Foot returns with engaging story of hope

SHOW: Fishers of Hope (Tawaret)
DIRECTOR: Lara Foot
CAST: Mncedisi Shabangu, Shaun Oelf, Phillip Dikotla, Lesedi Job, Phillip Tipo Tindasa, Nceba Gongxeka
VENUE: Arena at South African State Theatre, Pretoria, until May 23
REVIEW: PETER FELDMAN

Lara Foot is a significant voice in South African theatre and the woman who garnered such critical acclaim with ‘Tshepang’, among others, has conceived another winner.
‘Fishers of Hope’ goes to the very soul of life in a poor African village that relies on fishing for its livelihood. Here we meet a group of intertwining characters, living out their versions of hope, and desperately trying to come to grips with a life that has not been very good to them. Each carries a burden.
But hope, as the director says in her programme notes, is the binding metaphysical power of their community.

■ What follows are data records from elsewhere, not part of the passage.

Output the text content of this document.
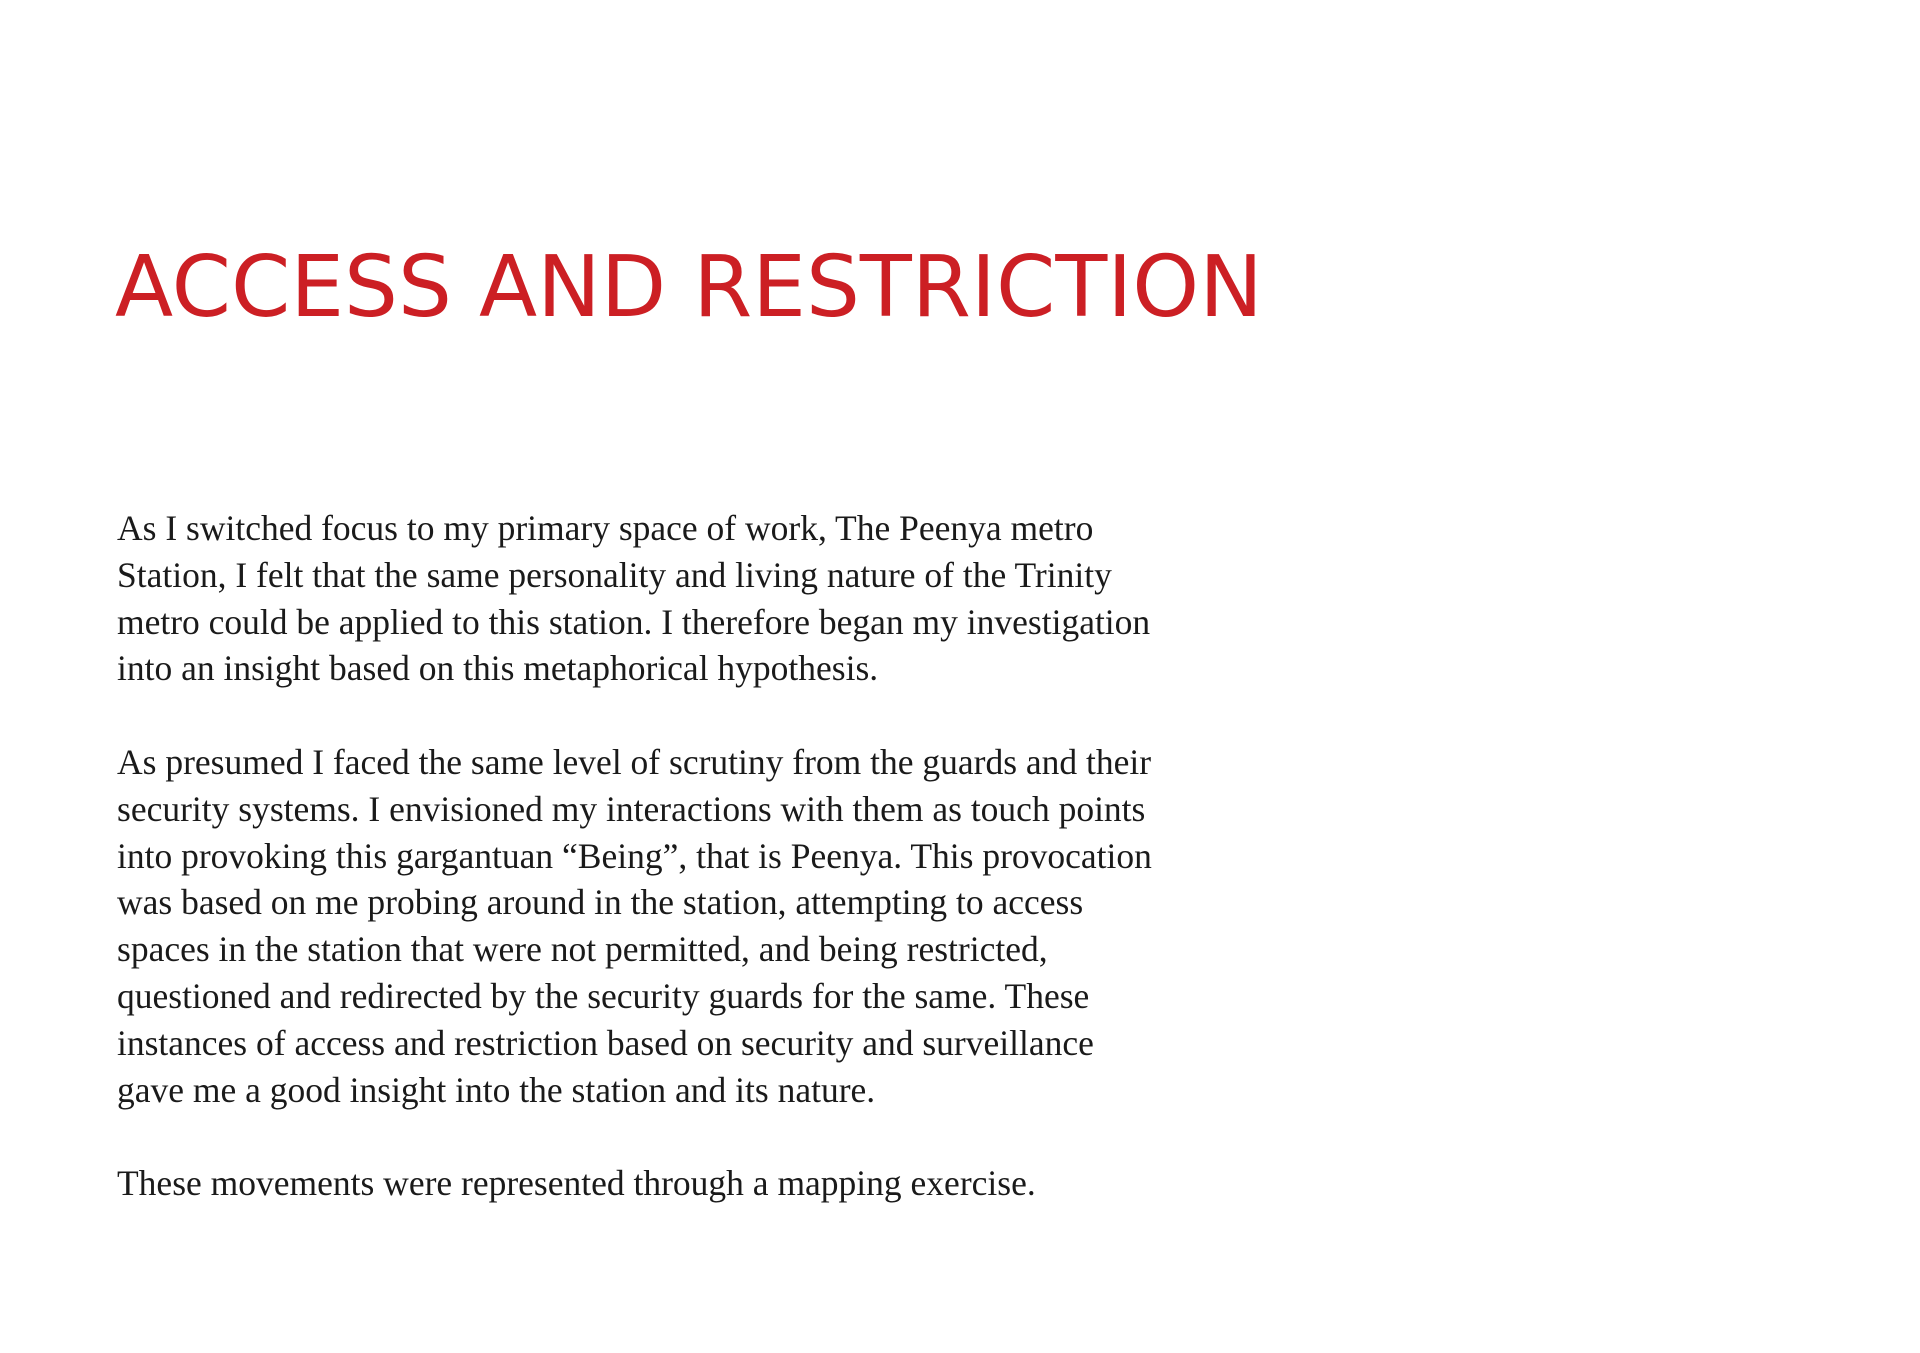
ACCESS AND RESTRICTION

As I switched focus to my primary space of work, The Peenya metro
Station, I felt that the same personality and living nature of the Trinity
metro could be applied to this station. I therefore began my investigation
into an insight based on this metaphorical hypothesis.

As presumed I faced the same level of scrutiny from the guards and their
security systems. I envisioned my interactions with them as touch points
into provoking this gargantuan “Being”, that is Peenya. This provocation
was based on me probing around in the station, attempting to access
spaces in the station that were not permitted, and being restricted,
questioned and redirected by the security guards for the same. These
instances of access and restriction based on security and surveillance
gave me a good insight into the station and its nature.

These movements were represented through a mapping exercise.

The narrator is a wonderful creation named Njawu, played with an imposing presence and charisma by Mncedisi Shabangu. He emerges from the shadows at the start of the production, addressing the audience as if they were a group of tourists visiting the country. He is a tour guide, he informs us, with a real job and a great knowledge of life and living. He knows the idiosyncratic nature of the various nationalities he encounters, from the big spending, loud-mouth Americans to the staid, conforming Germans. He is like a sage.
We travel with him to the village of Tawaret where the old man, John (Phillip Tipo Tindisa), a fisherman, is slowly trying to recover from a hippo attack. His leg has been seriously damaged and without proper care the wound is becoming worse.

His younger wife, Ruth (an excellent reading by Lesedi Job), loves him and is aware that his physical pain is causing his psychological hang-up. The hippo attack and his inability to fish constantly play on his mind and affect him badly.
Niara (Phillip M Dikotla) is Ruth’s unemployed, revolutionary brother who has plenty of ideas and does not have the will or inclination to implement them. He implores his sister to leave the sickly John.

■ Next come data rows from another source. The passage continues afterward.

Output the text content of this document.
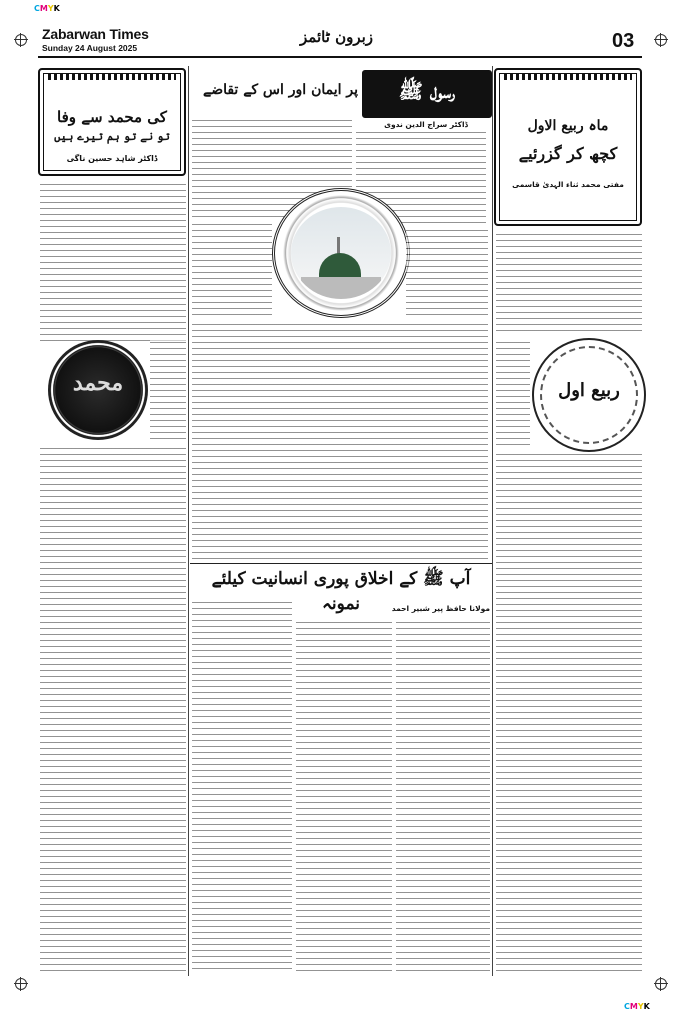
CMYK
Zabarwan Times
Sunday 24 August 2025
زبرون ٹائمز	03
کی محمد سے وفا
تو نے تو ہم تیرے ہیں
ڈاکٹر شاہد حسین ناگی
محمد
رسول ﷺ
پر ایمان اور اس کے تقاضے
ڈاکٹر سراج الدین ندوی	ماہ ربیع الاول
کچھ کر گزرئیے
مفتی محمد ثناء الہدیٰ قاسمی
ربیع اول
آپ ﷺ کے اخلاق پوری انسانیت کیلئے نمونہ	مولانا حافظ پیر شبیر احمد
CMYK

Then there is the mixed race boy Peter (Shaun Oelf) whose mother died at childbirth and who didn’t know his father. He is being brought up by the ragged, penniless family. He doesn’t talk at all but forms a kind of metaphor in his physical actions which reflect the angst and the pain he is suffering. He mirrors the plight of these unfortunate people, too.
Atmospheric video projection and backdrop, a lone musician (Nceba Gongxeka) creating all the sounds and musical effects and a brilliantly conceived set by Patrick Curtis add enormously to this compelling play. The set represents a fishing village, complete with nets, a short jetty and water from the lake flowing beneath it. There is also a tiny bedroom. The set has an ethereal beauty that beautifully reflects the mood of the piece.
The acting is uniformly impressive and director and writer Foot maintains a fine balance throughout, offering a set of engaging characters all with some kind of hope in their hearts, but who come up against fate and circumstances.